DELAY FOR TITLE IX TWEAKS — POLITICO’s Bianca Qilantan and Juan Perez Jr.: A delay could be in the cards for the Education Department’s Title IX proposal, which is expected to rewrite Trump-era rules on sexual misconduct and codify federal anti-discrimination protections for transgender students…The administration chose to speed up its timeline amid complaints by some advocacy groups that the administration was taking too long to reverse Trump administration policies that critics say deters the reporting of sexual misconduct.
UPTICK IN INTERNATIONAL STUDENT APPLICATIONS — Washington Post’s Nick Anderson: “Prominent U.S. colleges and universities are reporting a surge in international applications over the past two years, fueled by the easing of pandemic travel restrictions and new policies that allow potential students to apply without SAT or ACT scores.”
SELECTIVE HIGH SCHOOL ADMISSIONS POLICY CASE GOES TO SUPREME COURT — AP’S Tom Foreman Jr.: “U.S. Supreme Court Chief Justice John Roberts on Friday called for a response from a Virginia school system regarding a controversial admissions policy at a highly selective high school and efforts by a coalition of parents to overturn it. Roberts was responding to an emergency application from the group Coalition For TJ to vacate a stay pending an appeal filed by the Fairfax County Public Schools to the 4th U.S. Circuit Court of Appeals.”
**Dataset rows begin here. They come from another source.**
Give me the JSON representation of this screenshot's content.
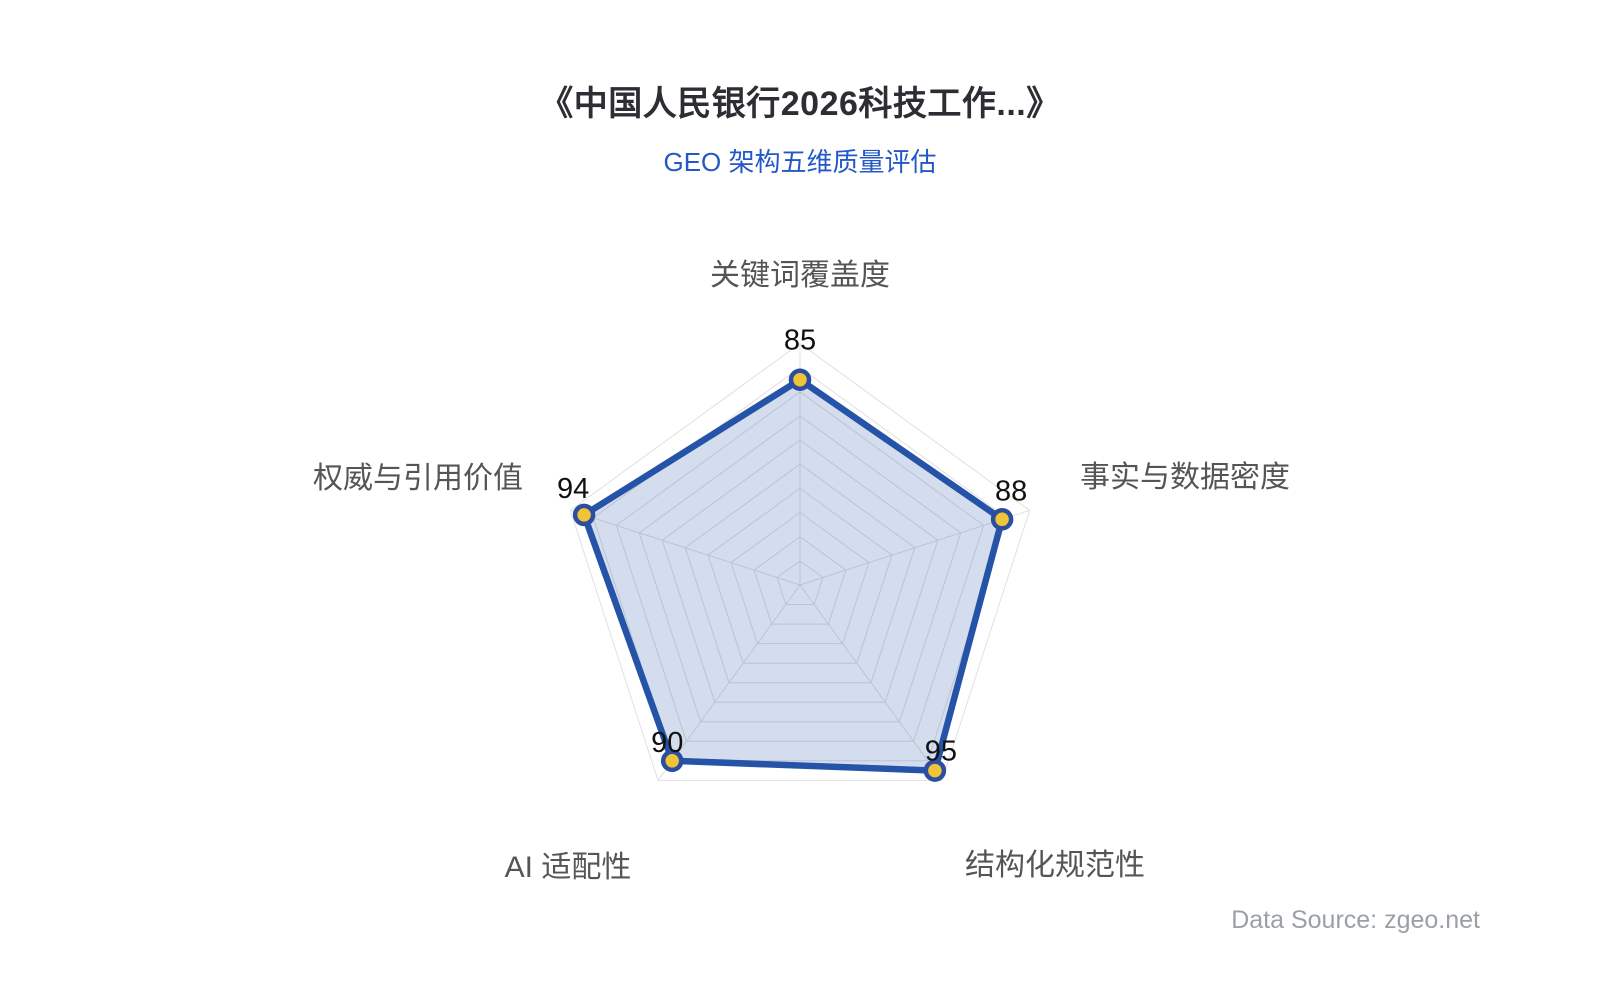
{
  "header": {
    "title": "《中国人民银行2026科技工作...》",
    "subtitle": "GEO 架构五维质量评估"
  },
  "chart_data": {
    "type": "radar",
    "title": "《中国人民银行2026科技工作...》",
    "subtitle": "GEO 架构五维质量评估",
    "categories": [
      "关键词覆盖度",
      "事实与数据密度",
      "结构化规范性",
      "AI 适配性",
      "权威与引用价值"
    ],
    "series": [
      {
        "name": "GEO 架构五维质量评估",
        "values": [
          85,
          88,
          95,
          90,
          94
        ]
      }
    ],
    "axis_range": [
      0,
      100
    ],
    "ring_count": 10,
    "grid_on": true,
    "legend_position": "none",
    "colors": {
      "line": "#2553a8",
      "fill": "rgba(42,85,165,0.20)",
      "marker_fill": "#f0c438",
      "marker_stroke": "#2b4f9e",
      "grid": "#e0e0e0",
      "axis_label": "#555555",
      "value_label": "#111111",
      "subtitle": "#2458c7"
    }
  },
  "footer": {
    "source_label": "Data Source: zgeo.net"
  }
}
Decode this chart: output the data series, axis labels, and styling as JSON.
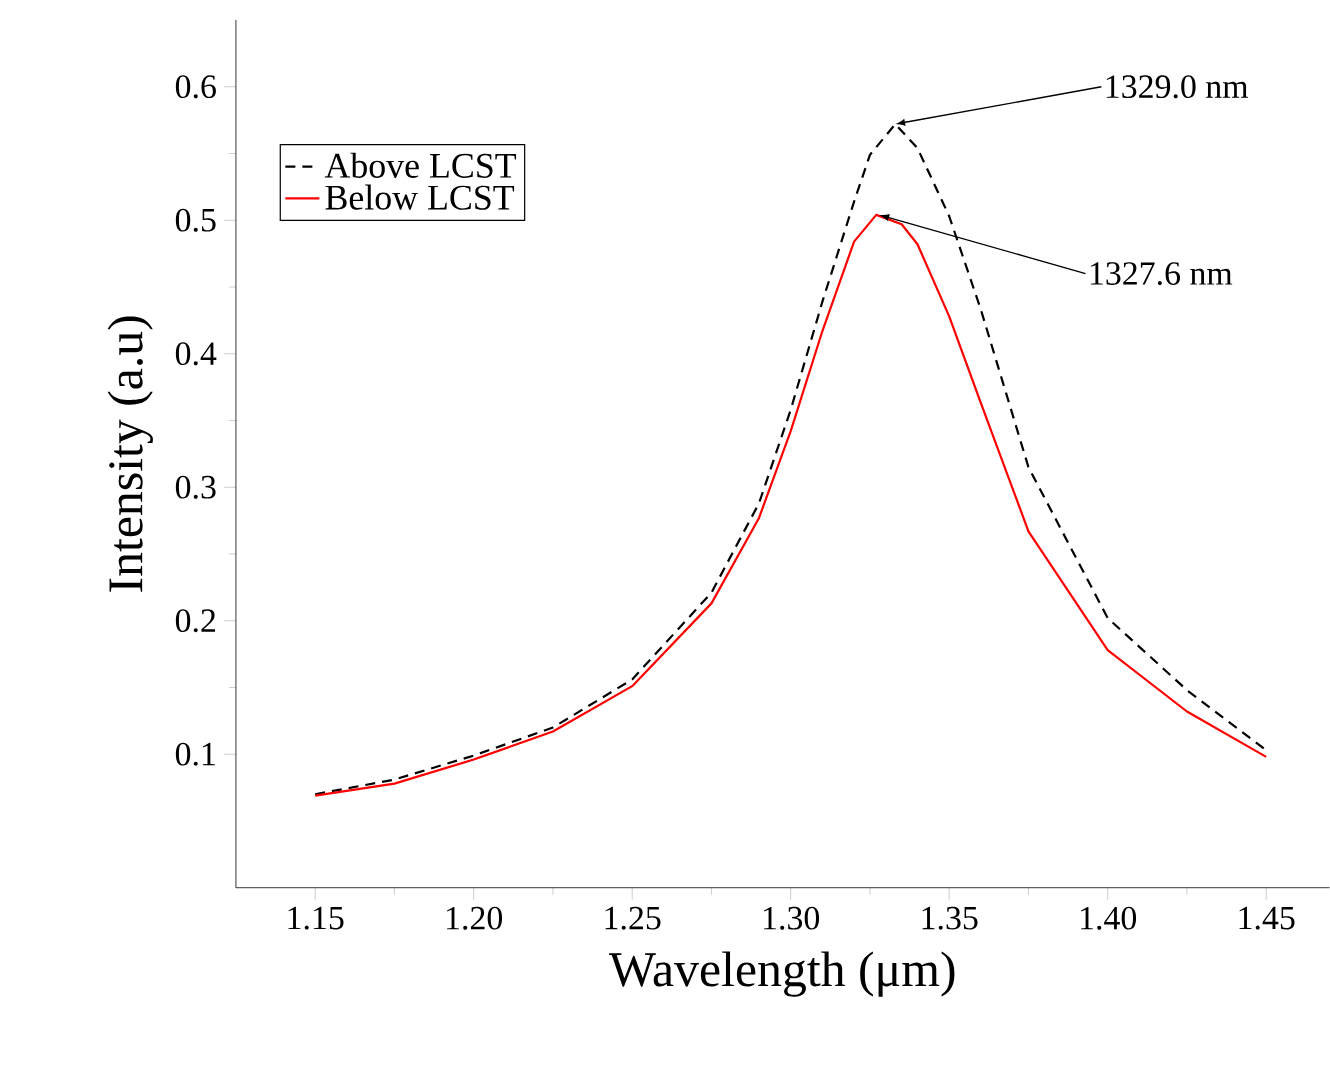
{
  "chart_data": {
    "type": "line",
    "xlabel": "Wavelength (μm)",
    "ylabel": "Intensity (a.u)",
    "xlim": [
      1.125,
      1.47
    ],
    "ylim": [
      0,
      0.65
    ],
    "xticks": [
      1.15,
      {
        "value": 1.2,
        "label": "1.20"
      },
      1.25,
      {
        "value": 1.3,
        "label": "1.30"
      },
      1.35,
      {
        "value": 1.4,
        "label": "1.40"
      },
      1.45
    ],
    "yticks": [
      0.1,
      0.2,
      0.3,
      0.4,
      0.5,
      0.6
    ],
    "legend": "top left",
    "marker": "none",
    "grid": false,
    "series": [
      {
        "name": "Above LCST",
        "color": "#000000",
        "line_style": "dashed",
        "x": [
          1.15,
          1.175,
          1.2,
          1.225,
          1.25,
          1.275,
          1.29,
          1.3,
          1.31,
          1.32,
          1.325,
          1.333,
          1.34,
          1.35,
          1.36,
          1.375,
          1.4,
          1.425,
          1.45
        ],
        "values": [
          0.07,
          0.081,
          0.099,
          0.12,
          0.156,
          0.221,
          0.288,
          0.358,
          0.439,
          0.514,
          0.549,
          0.572,
          0.554,
          0.503,
          0.433,
          0.315,
          0.202,
          0.148,
          0.103
        ]
      },
      {
        "name": "Below LCST",
        "color": "#ff0000",
        "line_style": "solid",
        "x": [
          1.15,
          1.175,
          1.2,
          1.225,
          1.25,
          1.275,
          1.29,
          1.3,
          1.31,
          1.32,
          1.327,
          1.335,
          1.34,
          1.35,
          1.36,
          1.375,
          1.4,
          1.425,
          1.45
        ],
        "values": [
          0.069,
          0.078,
          0.096,
          0.117,
          0.151,
          0.213,
          0.277,
          0.342,
          0.417,
          0.484,
          0.504,
          0.497,
          0.482,
          0.428,
          0.363,
          0.267,
          0.178,
          0.132,
          0.098
        ]
      }
    ],
    "annotations": [
      {
        "text": "1329.0 nm",
        "x": 1.333,
        "y": 0.572
      },
      {
        "text": "1327.6 nm",
        "x": 1.328,
        "y": 0.504
      }
    ]
  }
}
RUSSIAN TEACHERS DENOUNCED FOR TEACHING ANTI-WAR RHETORIC — New York Times’s Anton Troianovski: “Marina Dubrova, an English teacher on the Russian island of Sakhalin in the Pacific, showed an uplifting YouTube video to her eighth-grade class last month in which children, in Russian and Ukrainian, sing about a ‘world without war.’ After she played it, a group of girls stayed behind during recess and quizzed her on her views.”
Marion Joseph, a champion of phonics-based reading, died on March 24.